Mutuc creates works of both secular and religious nature using silver, wood and bronze mediums. This includes retablos, mirrors, altars and carosas.

==Career==
Mutuc is a Kapampangan from Apalit, Pampanga. He was born on October 12, 1949, to farmers and grew up with nine siblings. He only finished his elementary education helping his parents in farming thereafter. He continued to work as a farmer in adulthood.

Finding an alternative source of income to supplement his earnings from farming, he started his artistic career late as a woodcarver at age 29. He worked in an antique shop owned by the Lozano family who were his relatives as a helper. It was during his stint that he learned woodcarving under Carlos Quiros. On his sixth year, he learned silver plating or locally known pinukpuk from a colleague and left the furniture shop where he was working to be an independent craftsman with another friend.

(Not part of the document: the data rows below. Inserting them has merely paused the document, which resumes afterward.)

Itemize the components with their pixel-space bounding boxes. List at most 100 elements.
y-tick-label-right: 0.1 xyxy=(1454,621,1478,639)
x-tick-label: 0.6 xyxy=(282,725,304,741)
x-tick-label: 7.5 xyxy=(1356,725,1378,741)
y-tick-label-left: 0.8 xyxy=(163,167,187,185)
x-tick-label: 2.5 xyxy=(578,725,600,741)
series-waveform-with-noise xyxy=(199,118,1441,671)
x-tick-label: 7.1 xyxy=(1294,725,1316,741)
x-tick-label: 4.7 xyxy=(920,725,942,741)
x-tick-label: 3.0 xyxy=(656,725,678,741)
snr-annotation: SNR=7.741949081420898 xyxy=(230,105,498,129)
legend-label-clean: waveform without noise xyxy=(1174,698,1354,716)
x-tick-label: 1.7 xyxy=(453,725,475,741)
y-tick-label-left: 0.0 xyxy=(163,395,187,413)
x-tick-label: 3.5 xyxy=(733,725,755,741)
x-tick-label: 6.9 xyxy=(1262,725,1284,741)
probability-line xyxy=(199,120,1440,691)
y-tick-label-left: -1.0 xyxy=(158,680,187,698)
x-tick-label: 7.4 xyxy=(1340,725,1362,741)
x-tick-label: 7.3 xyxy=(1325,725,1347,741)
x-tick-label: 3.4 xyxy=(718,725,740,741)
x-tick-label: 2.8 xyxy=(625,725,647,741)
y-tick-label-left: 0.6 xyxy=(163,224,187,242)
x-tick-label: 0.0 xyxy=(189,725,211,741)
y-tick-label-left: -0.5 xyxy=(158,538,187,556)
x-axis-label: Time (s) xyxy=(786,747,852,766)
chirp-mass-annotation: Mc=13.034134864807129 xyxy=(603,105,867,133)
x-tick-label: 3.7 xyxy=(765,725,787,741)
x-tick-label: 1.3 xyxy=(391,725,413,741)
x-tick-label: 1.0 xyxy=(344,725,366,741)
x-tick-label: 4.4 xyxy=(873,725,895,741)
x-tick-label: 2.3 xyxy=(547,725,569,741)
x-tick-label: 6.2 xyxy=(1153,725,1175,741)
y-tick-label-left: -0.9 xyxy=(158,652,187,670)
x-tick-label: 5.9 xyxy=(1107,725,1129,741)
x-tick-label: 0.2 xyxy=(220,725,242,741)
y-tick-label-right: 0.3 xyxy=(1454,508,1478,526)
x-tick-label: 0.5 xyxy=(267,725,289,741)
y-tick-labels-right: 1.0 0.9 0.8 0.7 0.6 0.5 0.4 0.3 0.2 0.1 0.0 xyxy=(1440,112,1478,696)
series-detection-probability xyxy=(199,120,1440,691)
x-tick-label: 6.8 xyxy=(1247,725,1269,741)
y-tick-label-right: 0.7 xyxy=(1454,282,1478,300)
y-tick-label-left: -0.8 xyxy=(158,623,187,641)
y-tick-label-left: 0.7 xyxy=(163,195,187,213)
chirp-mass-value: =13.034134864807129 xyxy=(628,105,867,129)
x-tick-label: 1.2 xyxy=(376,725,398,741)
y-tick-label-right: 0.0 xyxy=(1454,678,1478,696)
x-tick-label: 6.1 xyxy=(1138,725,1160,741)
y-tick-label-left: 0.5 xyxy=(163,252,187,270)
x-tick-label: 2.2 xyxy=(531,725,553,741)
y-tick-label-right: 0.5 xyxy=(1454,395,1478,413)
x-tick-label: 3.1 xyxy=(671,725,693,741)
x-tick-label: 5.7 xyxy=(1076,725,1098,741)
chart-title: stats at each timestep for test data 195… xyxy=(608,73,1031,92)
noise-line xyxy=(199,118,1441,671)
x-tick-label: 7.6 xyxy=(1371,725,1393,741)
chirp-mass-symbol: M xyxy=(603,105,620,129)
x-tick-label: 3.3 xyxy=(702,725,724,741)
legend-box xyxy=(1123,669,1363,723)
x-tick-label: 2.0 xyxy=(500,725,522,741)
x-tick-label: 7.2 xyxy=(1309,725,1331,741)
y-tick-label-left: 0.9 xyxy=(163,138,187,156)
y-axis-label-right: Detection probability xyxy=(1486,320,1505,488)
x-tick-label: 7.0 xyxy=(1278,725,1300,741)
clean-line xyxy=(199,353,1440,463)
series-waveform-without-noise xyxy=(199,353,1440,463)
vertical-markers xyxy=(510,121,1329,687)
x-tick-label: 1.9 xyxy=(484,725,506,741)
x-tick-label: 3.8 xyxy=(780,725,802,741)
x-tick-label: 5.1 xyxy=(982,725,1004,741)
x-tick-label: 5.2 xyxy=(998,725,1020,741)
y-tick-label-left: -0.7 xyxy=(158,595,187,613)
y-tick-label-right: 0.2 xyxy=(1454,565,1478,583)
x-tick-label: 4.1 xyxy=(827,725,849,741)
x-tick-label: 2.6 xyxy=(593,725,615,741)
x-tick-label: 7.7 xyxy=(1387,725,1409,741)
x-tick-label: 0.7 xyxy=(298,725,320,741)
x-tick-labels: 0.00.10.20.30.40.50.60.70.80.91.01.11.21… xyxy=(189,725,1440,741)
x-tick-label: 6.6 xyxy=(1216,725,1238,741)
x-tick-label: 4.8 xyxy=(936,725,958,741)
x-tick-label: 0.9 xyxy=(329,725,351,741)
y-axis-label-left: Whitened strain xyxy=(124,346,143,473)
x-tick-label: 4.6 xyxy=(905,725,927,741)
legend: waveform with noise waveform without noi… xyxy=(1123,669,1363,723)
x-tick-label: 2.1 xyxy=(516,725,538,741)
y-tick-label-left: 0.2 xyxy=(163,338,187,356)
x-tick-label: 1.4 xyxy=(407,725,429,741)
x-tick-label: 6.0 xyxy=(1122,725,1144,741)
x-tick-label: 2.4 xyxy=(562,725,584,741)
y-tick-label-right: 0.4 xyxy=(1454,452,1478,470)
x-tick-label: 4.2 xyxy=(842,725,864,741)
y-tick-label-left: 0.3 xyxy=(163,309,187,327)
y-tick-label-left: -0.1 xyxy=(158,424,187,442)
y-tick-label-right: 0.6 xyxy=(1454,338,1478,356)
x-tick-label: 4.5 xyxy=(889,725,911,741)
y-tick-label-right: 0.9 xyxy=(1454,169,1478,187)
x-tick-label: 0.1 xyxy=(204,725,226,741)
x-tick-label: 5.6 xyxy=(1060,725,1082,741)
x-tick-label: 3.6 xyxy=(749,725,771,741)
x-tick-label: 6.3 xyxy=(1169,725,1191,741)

One of his first clients as an independent craftsman was Novaliches Cathedral's first parish priest, Monsignor Fidelis Ruben Limcaco who commissioned him to create a tabernacle using pukpuk pilak craft. He went on to create other religious works many of which are based on Spanish colonial designs although Mutuc also incorporates his own ideas. He also did works of secular nature, although even in this case rely on religious influence to create such works.

He was given the National Living Treasures Award in 2004.

==Personal life==
Mutuc got married when he was 20 years old. He fathered nine children with his wife.